Ordered target encoding for high-cardinality categoricals.

# Dict API
result = rs.glm_dict(
    response="ClaimNb",
    terms={
        "Brand": {"type": "target_encoding"},
        "Model": {"type": "target_encoding", "prior_weight": 2.0},
        "Age": {"type": "linear"},
        "Region": {"type": "categorical"},
    },
    data=data, family="poisson", offset="Exposure",
).fit()

# Sklearn-style API
encoder = rs.TargetEncoder(prior_weight=1.0, n_permutations=4)
train_encoded = encoder.fit_transform(train_categories, train_target)
test_encoded = encoder.transform(test_categories)

Key benefits:

  • No target leakage: Ordered target statistics
  • Regularization: Prior weight controls shrinkage toward global mean
  • High-cardinality: Single column instead of thousands of dummies
  • Exposure-aware: For frequency models with offset="Exposure", automatically uses claim rate (ClaimCount/Exposure) instead of raw counts
  • Interactions: Use target_encoding: True in interactions to encode variable combinations

Expression Terms

result = rs.glm_dict(
    response="y",
    terms={
        "age": {"type": "linear"},
        "age2": {"type": "expression", "expr": "age ** 2"},
        "age3": {"type": "expression", "expr": "age ** 3"},
        "income_k": {"type": "expression", "expr": "income / 1000"},
        "bmi": {"type": "expression", "expr": "weight / (height ** 2)"},
    },
    data=data, family="gaussian",
).fit()

Supported operations: +, -, *, /, ** (power)


Regularization

CV-Based Regularization

# Just specify regularization type - cv=5 is automatic
result = rs.glm_dict(
    response="y",
    terms={"x1": {"type": "linear"}, "x2": {"type": "linear"}, "cat": {"type": "categorical"}},
    data=data,
    family="poisson",
).fit(regularization="ridge")  # "ridge", "lasso", or "elastic_net"

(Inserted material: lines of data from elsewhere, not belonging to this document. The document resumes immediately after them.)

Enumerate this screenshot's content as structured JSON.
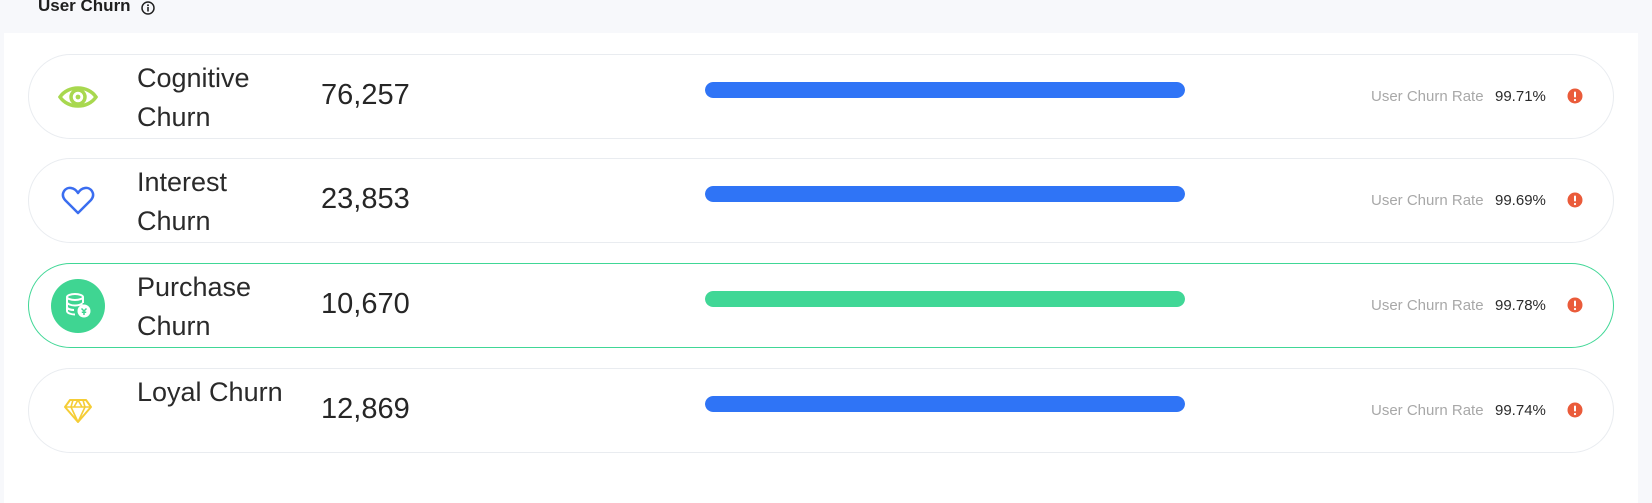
{
  "header": {
    "title": "User Churn",
    "info_icon": "info-circle-icon"
  },
  "rows": [
    {
      "name": "Cognitive Churn",
      "count": "76,257",
      "icon": "eye-icon",
      "icon_color": "#a8d84f",
      "bar_fraction": 1.0,
      "bar_color": "#2f74f6",
      "rate_label": "User Churn Rate",
      "rate": "99.71%",
      "alert_icon": "warning-icon"
    },
    {
      "name": "Interest Churn",
      "count": "23,853",
      "icon": "heart-icon",
      "icon_color": "#3a6df0",
      "bar_fraction": 1.0,
      "bar_color": "#2f74f6",
      "rate_label": "User Churn Rate",
      "rate": "99.69%",
      "alert_icon": "warning-icon"
    },
    {
      "name": "Purchase Churn",
      "count": "10,670",
      "icon": "coins-icon",
      "icon_color": "#3fd592",
      "bar_fraction": 1.0,
      "bar_color": "#40d796",
      "rate_label": "User Churn Rate",
      "rate": "99.78%",
      "alert_icon": "warning-icon",
      "selected": true
    },
    {
      "name": "Loyal Churn",
      "count": "12,869",
      "icon": "diamond-icon",
      "icon_color": "#f5cd36",
      "bar_fraction": 1.0,
      "bar_color": "#2f74f6",
      "rate_label": "User Churn Rate",
      "rate": "99.74%",
      "alert_icon": "warning-icon"
    }
  ],
  "colors": {
    "alert": "#ea5b3a",
    "selected_border": "#40d796"
  }
}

print(f"Selected alpha: {result.alpha}")
print(f"CV deviance: {result.cv_deviance}")

Options:

  • regularization: "ridge" (L2), "lasso" (L1), or "elastic_net" (mix)
  • selection: "min" (best fit) or "1se" (more conservative, default: "min")
  • cv: Number of folds (default: 5)

Explicit Alpha

# Skip CV, use specific alpha
result = rs.glm_dict(response="y", terms={"x1": {"type": "linear"}, "x2": {"type": "linear"}}, data=data).fit(alpha=0.1, l1_ratio=0.0)  # Ridge
result = rs.glm_dict(response="y", terms={"x1": {"type": "linear"}, "x2": {"type": "linear"}}, data=data).fit(alpha=0.1, l1_ratio=1.0)  # Lasso
result = rs.glm_dict(response="y", terms={"x1": {"type": "linear"}, "x2": {"type": "linear"}}, data=data).fit(alpha=0.1, l1_ratio=0.5)  # Elastic Net

Lasso Credibility

Shrink model coefficients toward a prior model (complement of credibility) instead of toward zero. Based on the methodology in CAS Monograph 13 (Holmes & Casotto, 2025).

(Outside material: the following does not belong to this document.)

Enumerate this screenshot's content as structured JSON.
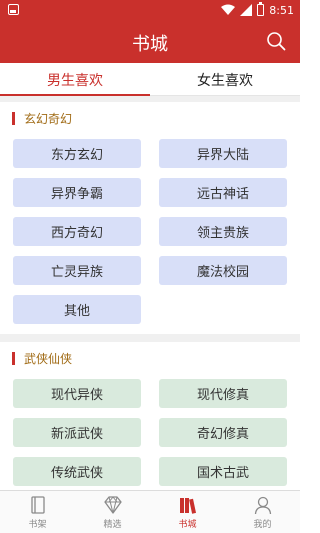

When lasso zeroes a coefficient, the prediction for that term falls back to the complement rather than vanishing — making regularized models directly usable as rating plans.

# 1. Fit a countrywide (prior) model
cw_result = rs.glm_dict(
    response="ClaimCount",
    terms={"VehAge": {"type": "bs"}, "DrivAge": {"type": "bs"}},
    data=countrywide_data,
    family="poisson",
    offset="Exposure",
).fit()

# 2. Fit a state model with lasso, shrinking toward countrywide rates
state_result = rs.glm_dict(
    response="ClaimCount",
    terms={
        "VehAge": {"type": "bs"},
        "DrivAge": {"type": "bs"},
        "Region": {"type": "categorical"},
    },
    data=state_data,
    family="poisson",
    offset="Exposure",
    complement="countrywide_rate",  # Column with prior rates (response scale)
).fit(regularization="lasso")

# 3. Inspect which terms the data supports vs. trusts the complement
print(state_result.summary())            # Shows "Lasso Credibility Results"
print(state_result.credibility_summary())  # Deviation from complement per term

Complement sources:

  • str — column name in the DataFrame (rates for log-link, probabilities for logit)
  • np.ndarray — array of prior values on the response scale
  • GLMModel — fitted model; predictions are computed automatically

Works with all families/links, splines, categoricals, interactions, and target encoding.


Design Matrix Validation

# Check for issues before fitting
model = rs.glm_dict(
    response="y",
    terms={"x": {"type": "ns", "df": 4}, "cat": {"type": "categorical"}},
    data=data, family="poisson",
)
results = model.validate()  # Prints diagnostics

if not results['valid']:
    print("Issues:", results['suggestions'])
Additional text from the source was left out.